Why stop at graphs? *Hypergraphs*!

**Hypergraph regularity and random sampling,** by Felix Joos, Jaehoon Kim, Daniela Kühn, Deryk Osthus (arXiv). The main result in this paper is a hypergraph analogue of a result of Alon, Fischer, Newman and Shapira (for graphs), which roughly states that if a hypergraph satisfies some regularity condition, then so does with high probability a randomly sampled sub-hypergraph — and conversely. This in turn has direct implications to characterizing which hypergraph properties are testable: see the companion paper, *b*y the same authors.

(Note: this paper is a blast from the past, as the result it shows was originally established in the linked companion paper, from 2017; however, the authors split this paper in two this October, leading to this new, standalone paper.)

And, to conclude, Arthur, Merlin, and proofs:

**Sample-Based Proofs of Proximity,** by Guy Goldberg, Guy Rothblum (ECCC).
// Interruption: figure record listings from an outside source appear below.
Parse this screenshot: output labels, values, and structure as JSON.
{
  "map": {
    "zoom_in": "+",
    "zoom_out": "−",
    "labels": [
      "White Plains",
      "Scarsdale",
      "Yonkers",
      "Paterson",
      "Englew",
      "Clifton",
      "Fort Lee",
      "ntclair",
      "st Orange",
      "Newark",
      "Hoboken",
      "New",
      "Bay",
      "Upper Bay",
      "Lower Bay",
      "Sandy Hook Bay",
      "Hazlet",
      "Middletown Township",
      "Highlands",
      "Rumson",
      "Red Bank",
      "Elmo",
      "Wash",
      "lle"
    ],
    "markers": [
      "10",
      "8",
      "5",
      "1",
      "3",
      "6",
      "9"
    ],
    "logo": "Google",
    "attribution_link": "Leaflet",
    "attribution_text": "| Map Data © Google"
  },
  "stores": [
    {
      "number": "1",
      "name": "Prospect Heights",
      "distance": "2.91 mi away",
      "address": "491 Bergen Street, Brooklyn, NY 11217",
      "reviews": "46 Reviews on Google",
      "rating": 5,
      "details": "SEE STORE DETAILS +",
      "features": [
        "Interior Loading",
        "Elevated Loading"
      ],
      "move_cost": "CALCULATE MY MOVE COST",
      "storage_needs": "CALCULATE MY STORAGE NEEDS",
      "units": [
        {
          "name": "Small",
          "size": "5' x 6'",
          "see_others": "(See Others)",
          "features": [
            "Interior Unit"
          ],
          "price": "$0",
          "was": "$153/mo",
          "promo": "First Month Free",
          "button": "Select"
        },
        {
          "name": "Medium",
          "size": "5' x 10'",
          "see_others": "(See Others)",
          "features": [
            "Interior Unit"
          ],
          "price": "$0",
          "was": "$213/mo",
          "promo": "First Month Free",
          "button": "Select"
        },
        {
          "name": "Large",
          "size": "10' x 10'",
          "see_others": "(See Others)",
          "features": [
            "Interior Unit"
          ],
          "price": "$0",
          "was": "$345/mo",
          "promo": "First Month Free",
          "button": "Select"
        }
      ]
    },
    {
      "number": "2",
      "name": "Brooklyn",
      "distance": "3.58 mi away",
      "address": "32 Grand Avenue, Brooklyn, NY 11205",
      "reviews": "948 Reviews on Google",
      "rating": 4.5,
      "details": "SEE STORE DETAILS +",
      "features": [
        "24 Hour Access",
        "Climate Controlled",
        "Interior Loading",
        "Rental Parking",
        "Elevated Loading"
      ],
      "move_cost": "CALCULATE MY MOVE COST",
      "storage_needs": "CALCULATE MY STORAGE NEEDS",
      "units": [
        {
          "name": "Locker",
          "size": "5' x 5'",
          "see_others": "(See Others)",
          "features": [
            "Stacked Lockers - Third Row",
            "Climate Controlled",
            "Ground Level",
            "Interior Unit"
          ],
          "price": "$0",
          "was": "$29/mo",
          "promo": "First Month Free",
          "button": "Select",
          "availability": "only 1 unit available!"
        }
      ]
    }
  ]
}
Finally, consider the setting of interactive proofs of proximities (IPPs), where the prover is as usual computationally unbounded, but the verifier must run in sublinear time (à la property testing). This has received significant interest in the past years: but what if the verifier didn’t even get to make queries, but only got access to *uniformly random location*s of the input? These “SIPP” (Sample-based IPPs), and their non-interactive counterpart SAMPs (Sample-based Merlin-Arthur Proofs of Proximity) are the object of study of this paper, which it introduces and motivates in the context, for instance, of delegation of computation for sample-based algorithms.